A los políticos les encantan las campañas electorales que, además de tener un tufillo deportivo, les permiten tomar vacaciones de las aburridas tareas administrativas.
Pero no es sólo por eso que en casi todas las provincias los dirigentes optaron por separar las elecciones locales de las nacionales. También incidió el temor a verlas contaminadas por las dudosas imágenes
respectivas de Macri y Cristina, lo que es lógico puesto que no hay forma de predecir cómo evolucionarán en los meses próximos. Según parece, la de Macri está recuperándose
poco a poco del bajón que sufrió meses atrás al agitarse los mercados cambiarios y arreciar la inflación, mientras que el espectáculo de Cristina sentada en el banquillo de los acusados como
jefa de una “asociación ilícita”, o sea, banda de ladrones, podría ayudar a deslustrar la suya.
Así las cosas, estamos en medio de una competencia entre un hombre que en opinión de sus muchos críticos es un ajustador serial derechista que ha sido incapaz de
manejar la economía con un mínimo de eficacia, y una mujer, representada tal vez fugazmente por uno de sus críticos más feroces, que conforme a las pautas que rigen en la mayoría de los países
del mundo desarrollado es asombrosamente corrupta, ya que, por ser tan contundente la evidencia que se ha acumulado, a esta altura sería ridículo tomarla por una víctima inocente de una campaña
de difamación jurídica y mediática magistral urdida por los macristas.
A ojos del oficialismo, en octubre y, lo que es más probable, en noviembre, la ciudadanía tendrá que elegir entre la decencia y la restauración de una cleptocracia.
Para el grueso de la oposición, el asunto no es tan claro: en su opinión, la gente optará entre el ajuste permanente y el retorno de lo que en estas latitudes es la normalidad representada por personajes
que tal vez roben un poquito pero quieren mucho a la gente común y quisieran reactivar la economía estimulando el consumo. No es que todos los peronistas y sus compañeros de ruta aprueben la corrupción,
es que la creen de importancia relativa. Por lo demás, saben que en Italia y Brasil, las cruzadas en su contra han hecho estragos en la clase política tradicional.

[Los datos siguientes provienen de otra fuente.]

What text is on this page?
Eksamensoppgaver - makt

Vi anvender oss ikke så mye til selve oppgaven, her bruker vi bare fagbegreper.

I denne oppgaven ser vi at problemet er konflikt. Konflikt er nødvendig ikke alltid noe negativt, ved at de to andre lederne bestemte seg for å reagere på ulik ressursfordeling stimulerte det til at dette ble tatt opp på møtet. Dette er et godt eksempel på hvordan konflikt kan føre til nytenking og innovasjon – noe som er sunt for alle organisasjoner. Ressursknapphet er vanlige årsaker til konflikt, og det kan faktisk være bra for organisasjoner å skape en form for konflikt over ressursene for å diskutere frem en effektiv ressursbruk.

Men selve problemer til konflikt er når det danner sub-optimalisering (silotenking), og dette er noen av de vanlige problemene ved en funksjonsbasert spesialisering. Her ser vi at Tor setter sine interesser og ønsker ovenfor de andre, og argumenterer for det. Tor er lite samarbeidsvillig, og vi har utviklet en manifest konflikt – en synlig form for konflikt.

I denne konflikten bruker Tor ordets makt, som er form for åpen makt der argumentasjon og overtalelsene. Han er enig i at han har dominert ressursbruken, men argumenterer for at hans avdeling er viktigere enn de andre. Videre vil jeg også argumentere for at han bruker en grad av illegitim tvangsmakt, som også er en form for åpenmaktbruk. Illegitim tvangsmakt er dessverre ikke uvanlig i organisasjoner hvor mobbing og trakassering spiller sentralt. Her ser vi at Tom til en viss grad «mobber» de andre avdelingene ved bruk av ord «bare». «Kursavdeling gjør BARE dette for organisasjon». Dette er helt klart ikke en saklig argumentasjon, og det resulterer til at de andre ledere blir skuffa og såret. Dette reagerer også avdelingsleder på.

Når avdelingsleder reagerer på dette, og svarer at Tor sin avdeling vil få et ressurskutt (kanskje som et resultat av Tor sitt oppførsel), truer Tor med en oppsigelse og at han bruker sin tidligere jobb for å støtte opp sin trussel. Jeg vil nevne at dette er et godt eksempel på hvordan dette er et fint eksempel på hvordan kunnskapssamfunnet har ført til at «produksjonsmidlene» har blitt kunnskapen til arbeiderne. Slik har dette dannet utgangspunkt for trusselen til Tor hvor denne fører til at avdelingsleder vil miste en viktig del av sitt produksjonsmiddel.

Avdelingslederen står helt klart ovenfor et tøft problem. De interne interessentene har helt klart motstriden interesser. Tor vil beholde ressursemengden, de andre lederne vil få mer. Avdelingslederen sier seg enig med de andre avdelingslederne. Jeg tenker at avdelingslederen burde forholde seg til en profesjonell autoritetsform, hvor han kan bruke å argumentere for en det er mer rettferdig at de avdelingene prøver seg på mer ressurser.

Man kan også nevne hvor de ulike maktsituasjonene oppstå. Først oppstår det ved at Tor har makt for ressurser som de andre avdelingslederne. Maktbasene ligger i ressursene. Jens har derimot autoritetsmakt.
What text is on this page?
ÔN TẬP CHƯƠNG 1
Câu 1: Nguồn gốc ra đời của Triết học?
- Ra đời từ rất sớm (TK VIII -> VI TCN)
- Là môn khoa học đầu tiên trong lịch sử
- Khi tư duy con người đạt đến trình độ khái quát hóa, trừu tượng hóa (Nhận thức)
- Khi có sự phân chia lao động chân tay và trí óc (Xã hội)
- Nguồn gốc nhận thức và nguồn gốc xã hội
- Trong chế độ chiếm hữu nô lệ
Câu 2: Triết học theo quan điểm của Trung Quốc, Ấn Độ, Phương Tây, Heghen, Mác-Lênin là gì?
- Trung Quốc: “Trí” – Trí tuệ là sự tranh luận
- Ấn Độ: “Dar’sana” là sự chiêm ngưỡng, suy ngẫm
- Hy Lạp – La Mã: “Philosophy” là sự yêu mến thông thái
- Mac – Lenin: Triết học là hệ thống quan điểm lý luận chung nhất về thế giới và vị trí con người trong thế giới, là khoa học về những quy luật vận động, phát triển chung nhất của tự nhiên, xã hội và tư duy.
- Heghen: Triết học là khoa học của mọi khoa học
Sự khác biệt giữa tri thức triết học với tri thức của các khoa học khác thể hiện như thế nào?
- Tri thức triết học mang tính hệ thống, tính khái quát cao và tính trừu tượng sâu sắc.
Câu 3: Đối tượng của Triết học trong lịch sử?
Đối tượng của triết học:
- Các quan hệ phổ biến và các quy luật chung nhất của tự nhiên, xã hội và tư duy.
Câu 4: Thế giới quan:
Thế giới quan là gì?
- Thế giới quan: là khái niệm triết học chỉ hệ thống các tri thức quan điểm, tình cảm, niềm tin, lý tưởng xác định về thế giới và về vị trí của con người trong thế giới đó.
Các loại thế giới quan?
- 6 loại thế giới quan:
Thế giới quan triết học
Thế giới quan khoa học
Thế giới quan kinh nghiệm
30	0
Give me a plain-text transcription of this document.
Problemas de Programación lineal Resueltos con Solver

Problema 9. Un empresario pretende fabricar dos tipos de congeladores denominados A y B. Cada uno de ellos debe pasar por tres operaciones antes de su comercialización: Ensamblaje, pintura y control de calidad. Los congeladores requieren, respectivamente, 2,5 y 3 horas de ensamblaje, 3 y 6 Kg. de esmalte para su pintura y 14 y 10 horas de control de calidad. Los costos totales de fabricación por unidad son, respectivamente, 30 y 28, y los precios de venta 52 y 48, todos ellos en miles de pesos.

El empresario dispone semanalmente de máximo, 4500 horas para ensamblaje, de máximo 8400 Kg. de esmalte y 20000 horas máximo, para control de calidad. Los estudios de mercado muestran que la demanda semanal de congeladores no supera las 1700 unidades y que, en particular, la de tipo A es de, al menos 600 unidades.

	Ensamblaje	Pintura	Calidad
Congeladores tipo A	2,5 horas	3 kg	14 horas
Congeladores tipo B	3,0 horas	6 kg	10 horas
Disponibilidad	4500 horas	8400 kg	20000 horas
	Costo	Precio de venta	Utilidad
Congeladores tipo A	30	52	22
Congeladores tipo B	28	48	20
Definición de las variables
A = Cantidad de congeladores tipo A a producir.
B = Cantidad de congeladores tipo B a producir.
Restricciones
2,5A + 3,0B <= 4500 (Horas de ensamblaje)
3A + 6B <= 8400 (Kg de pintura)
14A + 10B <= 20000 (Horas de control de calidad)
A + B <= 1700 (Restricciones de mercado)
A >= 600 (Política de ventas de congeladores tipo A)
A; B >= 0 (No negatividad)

Macri cuenta con el apoyo de los líderes de todos los países democráticos no porque les guste su estrategia económica o valoren su voluntad evidente de desempeñar
un papel constructivo en los asuntos internacionales sino porque los desconcierta que, a pesar de todos los muchos cargos bien documentados en su contra, Cristina haya conservado el apoyo de más del treinta por ciento
de la población. ¿Es que una minoría sustancial de los argentinos no sabe que robar es malo? Con razón o sin ella, piensan que sería inútil esperar que una sociedad en que tantos suportan
con ecuanimidad el saqueo sistemático podría recuperarse un día de sus heridas autoinfligidas y que, de todas maneras, sería mejor mantenerla a raya para que no contamine a las demás.